One of the benefits provided to you by PBUSA is the presentation of educational webinars and materials through our partners at Fidelity Investments. These presentations focus on the importance of planning for retirement and include preparing for the effects of inflation. The final two webinars for this year addressed the issues of understanding the basics of how and when to claim SS benefits and then a deeper dive into how to maximize those benefits in your retirement strategy. All these sessions, and many others, are available to you on-demand and free of charge through Fidelity NetBenefits. In addition, licensed Fidelity advisors are available to answer questions and provide further guidance regarding your specific situation by phoning 866-NAZAREN (866-629-2736).

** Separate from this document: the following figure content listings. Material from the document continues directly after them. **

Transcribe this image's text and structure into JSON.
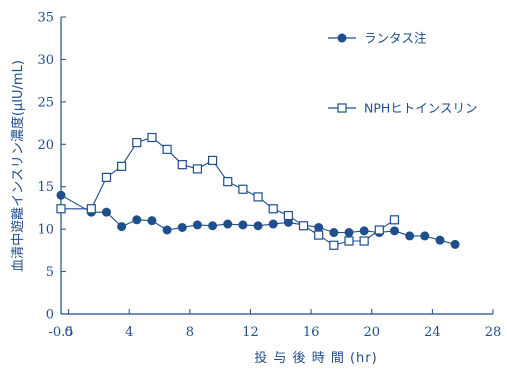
{
  "chart_data": {
    "type": "line",
    "xlabel": "投 与 後 時 間 (hr)",
    "ylabel": "血清中遊離インスリン濃度(μIU/mL)",
    "xlim": [
      -0.5,
      28
    ],
    "ylim": [
      0,
      35
    ],
    "x_ticks": [
      {
        "value": -0.5,
        "label": "-0.5"
      },
      {
        "value": 0,
        "label": "0"
      },
      {
        "value": 4,
        "label": "4"
      },
      {
        "value": 8,
        "label": "8"
      },
      {
        "value": 12,
        "label": "12"
      },
      {
        "value": 16,
        "label": "16"
      },
      {
        "value": 20,
        "label": "20"
      },
      {
        "value": 24,
        "label": "24"
      },
      {
        "value": 28,
        "label": "28"
      }
    ],
    "y_ticks": [
      0,
      5,
      10,
      15,
      20,
      25,
      30,
      35
    ],
    "legend_position": "top-right",
    "colors": {
      "axis": "#1f4e8c",
      "series": "#1f4e8c"
    },
    "series": [
      {
        "name": "ランタス注",
        "marker": "filled-circle",
        "x": [
          -0.5,
          1.5,
          2.5,
          3.5,
          4.5,
          5.5,
          6.5,
          7.5,
          8.5,
          9.5,
          10.5,
          11.5,
          12.5,
          13.5,
          14.5,
          16.5,
          17.5,
          18.5,
          19.5,
          20.5,
          21.5,
          22.5,
          23.5,
          24.5,
          25.5
        ],
        "y": [
          14.0,
          12.0,
          12.0,
          10.3,
          11.1,
          11.0,
          9.9,
          10.2,
          10.5,
          10.4,
          10.6,
          10.5,
          10.4,
          10.6,
          10.8,
          10.2,
          9.6,
          9.6,
          9.8,
          9.6,
          9.8,
          9.2,
          9.2,
          8.7,
          8.2
        ]
      },
      {
        "name": "NPHヒトインスリン",
        "marker": "open-square",
        "x": [
          -0.5,
          1.5,
          2.5,
          3.5,
          4.5,
          5.5,
          6.5,
          7.5,
          8.5,
          9.5,
          10.5,
          11.5,
          12.5,
          13.5,
          14.5,
          15.5,
          16.5,
          17.5,
          18.5,
          19.5,
          20.5,
          21.5
        ],
        "y": [
          12.4,
          12.4,
          16.1,
          17.4,
          20.2,
          20.8,
          19.4,
          17.6,
          17.1,
          18.1,
          15.6,
          14.7,
          13.8,
          12.4,
          11.6,
          10.4,
          9.3,
          8.1,
          8.6,
          8.6,
          9.9,
          11.1
        ]
      }
    ]
  }
}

If you do not have your own personal financial advisor, we would strongly encourage you to reach out to Fidelity for help and professional guidance.
Planning for the effects of inflation in your retirement savings strategy is critical. If you are not sure where to start or how to come up with a reasonable rate, consider using an average of 3% per year, or higher if you choose to plan more conservatively. Your investment returns need to earn an average of at least 3% simply to cover the anticipated increases in cost of living. Anything above 3% is considered adding to your available net assets in retirement. The 3% figure I reference comes from the history of time for which PBUSA has existed. We were originally founded in 1919 as the Board of Ministerial Relief and the average rate of inflation from 1919 through 2020 was 2.74%. Again, the fact we are now at a nearly 6% COLA for Social Security shows the significance of our current economic situation.
Kevin P. Gilmore is director of Pensions and Benefits USA for the Church of the Nazarene.